The girls would love to do the Trans-Siberian trip by train one year, although I think I’ll miss the freedom that having your own vehicle brings. Saffy wants to go back to China and see the places she doesn’t remember visiting like the Great Wall and the terracotta warriors. We would also love to drive the Pan-American one day from Alaska to Argentina, and to visit more of Africa as we’ve only been to Morocco and Tanzania so far.

The Sahara Desert, Morroco

My advice to other parents planning to travel with kids is to be prepared to go with the flow. Rigid planning and expectations can just lead to disappointment when things don’t go as you hope, or the kids don’t cooperate, or you get a puncture! Be prepared to deviate for good experiences too like when you find unexpected beauty, or a delightful little town where you want to linger a little longer. Going with the flow will give you the time and space to soak up the experiences instead of finding yourself on another treadmill of making it to the next place or ticking off the sights.
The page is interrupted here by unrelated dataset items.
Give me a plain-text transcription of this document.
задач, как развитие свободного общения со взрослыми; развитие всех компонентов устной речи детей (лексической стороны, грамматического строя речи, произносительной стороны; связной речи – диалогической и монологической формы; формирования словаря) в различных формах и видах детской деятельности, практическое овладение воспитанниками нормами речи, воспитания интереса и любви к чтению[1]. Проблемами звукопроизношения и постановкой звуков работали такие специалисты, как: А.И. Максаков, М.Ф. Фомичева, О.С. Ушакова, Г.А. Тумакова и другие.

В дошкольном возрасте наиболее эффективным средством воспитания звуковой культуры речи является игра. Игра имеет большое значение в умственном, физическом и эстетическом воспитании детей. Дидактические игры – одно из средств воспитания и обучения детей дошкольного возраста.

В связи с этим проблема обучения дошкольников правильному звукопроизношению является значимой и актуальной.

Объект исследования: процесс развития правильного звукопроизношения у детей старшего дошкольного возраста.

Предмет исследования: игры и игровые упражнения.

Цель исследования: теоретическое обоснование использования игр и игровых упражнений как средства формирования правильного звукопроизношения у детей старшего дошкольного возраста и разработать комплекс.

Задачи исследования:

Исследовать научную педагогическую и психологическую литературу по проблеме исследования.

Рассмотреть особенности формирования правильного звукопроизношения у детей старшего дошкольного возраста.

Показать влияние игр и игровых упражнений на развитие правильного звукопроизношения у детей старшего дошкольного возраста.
You don’t need as much stuff as you think. We lived out of our car for a year – we had a tent and camp chairs and a stove and pans and mattresses and duvets and a cool box in there, plus clothes for four seasons all of which enabled us to live a full and exciting life and yet we still had space spare. Your kids don’t need all the toys they think they need; they have imaginations and suddenly you’ll realise they have spent an hour drawing pictures in the sand with a stick and you’ve just had an amazing art lesson, or they’ve made up a story about the children that live in yurts, or they’ve created a hanging mobile out of seed pods and long pieces of grass.

Shiraz, Iran

I love photos that show off my kids personalities and interests. I take lots of photos of their backs as I like to document the way they see the world – I take a step back and try to capture the whole scene to give a sense of place as well as a feeling of how they feel about it. This set of pictures are all from our recent road trip. Indy my youngest is very tactile so she’s often holding things or running her hands along things, like in the carpet souk in Morocco. The photo at the yurt is really special as we were so well looked after and the girls adored staying there. Whilst I I love to capture the stunning beauty of a place, like the mosque with the amazing rainbow stained glass windows in Shiraz, Iran, I also want to document the every day moments too, like the girls at the juice stall which was just half an hour after we’d visited the mosque. I hope that I capture a little bit of everything that will serve as a reminder of these times for the girls as they grow up.